Sometimes, to see a tragedy is to learn a bewildering new language, one difficult for others to understand. The Rev. James Lefebvre, in his 56 years as chaplain to the Albany police, FBI and others, has seen murders, suicides, mutilations and hostage situations.
Lefebvre, 81, has consoled countless cops and families on emergency calls, often late at night. He has learned to speak and listen to people who have seen awful things, who have encountered examples of man’s inhumanity.
Lefebvre will be honored at 4:30 p.m. Saturday at the Polish Community Center by Blue Friday, a nonprofit that assists the families of law enforcement officers killed or injured in the line of duty. The celebration of “A Life of Service to the Community,” will establish a scholarship in his name.
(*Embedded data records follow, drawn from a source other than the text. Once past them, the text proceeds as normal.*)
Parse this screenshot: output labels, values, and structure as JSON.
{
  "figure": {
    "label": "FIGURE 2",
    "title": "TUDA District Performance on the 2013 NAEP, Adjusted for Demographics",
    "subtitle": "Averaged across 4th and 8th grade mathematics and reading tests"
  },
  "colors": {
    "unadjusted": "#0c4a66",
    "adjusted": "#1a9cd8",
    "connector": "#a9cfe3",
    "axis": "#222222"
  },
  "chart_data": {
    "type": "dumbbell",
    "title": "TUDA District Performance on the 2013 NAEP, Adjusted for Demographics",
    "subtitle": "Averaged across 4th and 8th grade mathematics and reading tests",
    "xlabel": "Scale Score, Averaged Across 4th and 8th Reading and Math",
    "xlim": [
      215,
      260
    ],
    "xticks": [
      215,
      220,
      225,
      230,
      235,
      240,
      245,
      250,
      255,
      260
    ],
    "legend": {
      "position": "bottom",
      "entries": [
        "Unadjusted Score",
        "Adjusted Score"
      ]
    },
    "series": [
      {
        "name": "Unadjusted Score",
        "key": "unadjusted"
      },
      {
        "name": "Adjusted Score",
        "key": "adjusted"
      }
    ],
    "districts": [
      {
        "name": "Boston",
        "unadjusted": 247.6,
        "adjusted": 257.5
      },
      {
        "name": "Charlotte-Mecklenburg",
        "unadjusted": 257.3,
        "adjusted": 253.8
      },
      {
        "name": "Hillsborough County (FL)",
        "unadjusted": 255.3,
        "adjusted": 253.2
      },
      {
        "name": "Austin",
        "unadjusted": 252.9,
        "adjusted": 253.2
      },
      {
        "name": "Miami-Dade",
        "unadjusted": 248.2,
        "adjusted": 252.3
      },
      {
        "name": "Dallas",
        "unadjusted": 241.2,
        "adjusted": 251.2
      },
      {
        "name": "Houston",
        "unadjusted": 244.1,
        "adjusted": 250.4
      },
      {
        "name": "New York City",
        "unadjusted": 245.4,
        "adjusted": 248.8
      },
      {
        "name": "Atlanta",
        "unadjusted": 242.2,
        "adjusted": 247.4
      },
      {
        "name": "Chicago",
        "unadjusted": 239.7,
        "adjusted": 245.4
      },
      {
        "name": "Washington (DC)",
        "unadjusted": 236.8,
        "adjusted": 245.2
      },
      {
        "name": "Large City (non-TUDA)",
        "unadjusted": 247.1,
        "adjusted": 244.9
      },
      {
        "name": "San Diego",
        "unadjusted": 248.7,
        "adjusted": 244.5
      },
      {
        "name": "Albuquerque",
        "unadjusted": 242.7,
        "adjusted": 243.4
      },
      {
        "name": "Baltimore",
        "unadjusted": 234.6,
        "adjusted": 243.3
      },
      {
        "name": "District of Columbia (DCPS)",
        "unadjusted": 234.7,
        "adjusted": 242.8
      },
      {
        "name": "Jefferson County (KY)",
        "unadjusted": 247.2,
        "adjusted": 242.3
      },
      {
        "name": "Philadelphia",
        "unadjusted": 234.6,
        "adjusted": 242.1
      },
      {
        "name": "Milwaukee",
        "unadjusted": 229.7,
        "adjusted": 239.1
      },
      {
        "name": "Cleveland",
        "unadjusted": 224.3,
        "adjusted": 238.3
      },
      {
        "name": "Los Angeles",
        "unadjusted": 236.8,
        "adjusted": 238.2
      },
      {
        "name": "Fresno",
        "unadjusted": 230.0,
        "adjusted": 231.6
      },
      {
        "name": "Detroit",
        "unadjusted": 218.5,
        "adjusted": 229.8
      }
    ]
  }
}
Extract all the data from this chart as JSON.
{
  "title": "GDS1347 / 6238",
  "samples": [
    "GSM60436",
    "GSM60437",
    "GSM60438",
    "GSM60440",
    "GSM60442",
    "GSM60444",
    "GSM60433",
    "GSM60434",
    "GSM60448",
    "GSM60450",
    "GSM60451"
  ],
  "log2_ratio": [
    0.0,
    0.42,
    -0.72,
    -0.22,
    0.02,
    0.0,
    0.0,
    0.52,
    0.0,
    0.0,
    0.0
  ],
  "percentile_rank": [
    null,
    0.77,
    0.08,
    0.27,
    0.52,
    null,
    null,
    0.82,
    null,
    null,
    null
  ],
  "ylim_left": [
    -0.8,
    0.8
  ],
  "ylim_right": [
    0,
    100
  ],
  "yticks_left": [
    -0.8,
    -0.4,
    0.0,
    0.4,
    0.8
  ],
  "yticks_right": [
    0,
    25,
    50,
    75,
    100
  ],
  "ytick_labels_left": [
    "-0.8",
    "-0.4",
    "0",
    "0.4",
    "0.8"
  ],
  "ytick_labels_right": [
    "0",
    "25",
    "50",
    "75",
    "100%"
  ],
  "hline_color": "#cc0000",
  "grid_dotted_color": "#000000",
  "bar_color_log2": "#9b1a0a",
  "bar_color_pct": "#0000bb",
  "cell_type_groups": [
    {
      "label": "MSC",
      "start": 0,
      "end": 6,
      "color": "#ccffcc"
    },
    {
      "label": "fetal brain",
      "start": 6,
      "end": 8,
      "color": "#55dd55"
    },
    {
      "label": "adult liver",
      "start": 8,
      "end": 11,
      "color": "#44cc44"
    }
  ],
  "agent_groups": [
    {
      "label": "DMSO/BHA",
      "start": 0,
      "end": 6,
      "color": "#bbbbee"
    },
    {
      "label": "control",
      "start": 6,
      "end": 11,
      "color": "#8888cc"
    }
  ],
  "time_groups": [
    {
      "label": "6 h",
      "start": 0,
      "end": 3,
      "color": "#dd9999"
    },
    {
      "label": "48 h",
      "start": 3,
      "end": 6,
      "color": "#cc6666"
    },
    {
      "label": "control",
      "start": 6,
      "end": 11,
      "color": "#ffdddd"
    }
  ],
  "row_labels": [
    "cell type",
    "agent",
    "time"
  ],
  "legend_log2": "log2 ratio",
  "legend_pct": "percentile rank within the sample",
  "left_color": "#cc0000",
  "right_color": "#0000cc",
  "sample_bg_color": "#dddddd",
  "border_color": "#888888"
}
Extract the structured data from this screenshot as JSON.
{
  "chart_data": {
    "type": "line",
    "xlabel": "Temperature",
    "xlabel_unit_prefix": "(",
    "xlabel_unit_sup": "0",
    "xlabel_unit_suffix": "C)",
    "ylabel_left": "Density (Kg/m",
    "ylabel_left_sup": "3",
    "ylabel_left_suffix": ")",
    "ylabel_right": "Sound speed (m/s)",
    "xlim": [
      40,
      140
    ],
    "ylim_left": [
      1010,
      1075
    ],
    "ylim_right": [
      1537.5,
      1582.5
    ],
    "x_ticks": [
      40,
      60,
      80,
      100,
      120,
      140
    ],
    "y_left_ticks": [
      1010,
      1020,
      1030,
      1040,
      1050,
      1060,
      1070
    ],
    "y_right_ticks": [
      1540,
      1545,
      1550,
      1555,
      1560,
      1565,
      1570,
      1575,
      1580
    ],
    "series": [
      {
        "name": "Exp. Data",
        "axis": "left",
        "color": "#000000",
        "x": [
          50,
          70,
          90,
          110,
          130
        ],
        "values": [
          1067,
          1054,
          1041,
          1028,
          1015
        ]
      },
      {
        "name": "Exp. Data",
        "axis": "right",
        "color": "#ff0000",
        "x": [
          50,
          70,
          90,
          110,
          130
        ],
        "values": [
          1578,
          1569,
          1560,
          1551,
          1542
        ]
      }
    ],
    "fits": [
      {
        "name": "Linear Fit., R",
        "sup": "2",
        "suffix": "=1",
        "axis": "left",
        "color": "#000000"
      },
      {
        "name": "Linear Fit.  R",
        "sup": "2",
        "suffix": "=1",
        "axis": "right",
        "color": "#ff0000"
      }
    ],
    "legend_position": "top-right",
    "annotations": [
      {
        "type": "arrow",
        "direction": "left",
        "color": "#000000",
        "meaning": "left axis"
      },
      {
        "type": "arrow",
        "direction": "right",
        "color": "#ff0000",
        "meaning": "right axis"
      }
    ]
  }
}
Lefebvre, a priest at St. Mary’s Church in Albany, considers police officers, Catholic or not, his parish. He said he knows police officers aren’t perfect, that may they make mistakes, but they are people trying to help their communities. “They’ve allowed me to share their fears, their joys, their sorrows,” Lefebvre said.
An awful sight like a murder can lead some to clam up, pull these bad memories inward, and not allow others to see their emotions. Lefebvre remembered police officers who would be shaken at the crime scene, then taciturn with their families. “What they do: ‘Let’s go on to the next one, close it up, bury it,'” Lefebvre said.
It’s as if some, after seeing the cruel things people can do, cannot easily explain their experience to others without similar experiences, so they seek those who understand, who can speak the same language as them, who can listen without too much need for translation.
Lefebvre, who spoke French as a boy before learning English, prides himself on being a priest who speaks cop. “‘I can understand what you’ve gone through,'” he said tells officers.
He recalled as a young man working with police Chief Edward C. McArdle, in the 1970s. One day, a prisoner reached over and used a police officer’s gun to shoot him in his police car.
“‘The chief, (who) never would say too much, said, ‘Get in the car,'” Lefebvre said.
“Where are we going, chief?”
“I said, ‘Get in the car.'”
They went to scene, returned to the station and then went back again. They did it five times.
Lefebvre said he didn’t want to see the scene again, and then again. Looking back now, however, that was probably the chief’s way of coping, Lefebvre said.
As he talked, Lefebvre’s hands stayed busy, either waving through the air or doodling on a note pad.
Each person coped with the job in different ways, Lefebvre said. Some buried their thoughts, some shared them, and others used humor.
He recalled a shooting in August of last year, when a man named Jarquell Wiliams shot another man in the head in a dispute over a bicycle.
Williams ran into an apartment and barricaded himself as a SWAT team surrounded the building. Lefebvre came to the scene, as he often does, for support.
He sat on rain-soaked park bench with detectives waiting for the standoff to end. He lit a cigarette from his pack of Pall Malls as police fired tear gas at the apartment.
After the standoff, Lefebvre said officers asked, “Don’t lie to us, Father, were you afraid?”
He assured them he was not. The cops laughed. “Look at your pants.”
His pants was indeed soaked, presumably from the rain on park bench from the night before, Lefebvre said.
The man Williams shot in the head, Marquis Rowlett, 25, died, and Williams was later found guilty of murder.
“It’s not diminishing the tragedy,” Lefebvre said of the small jokes. “Sometimes there’s humor, there’s something to laugh at, that takes the sting out of what they saw.”
“He has seen the good, the bad, and the ugly,” police Chief Brendon Cox said of Lefebvre. “He knows what it’s like to walk in our shoes. When he is around, I would say the men and women of the department don’t shy away from what they want to say. He sees everyone in their truest form.”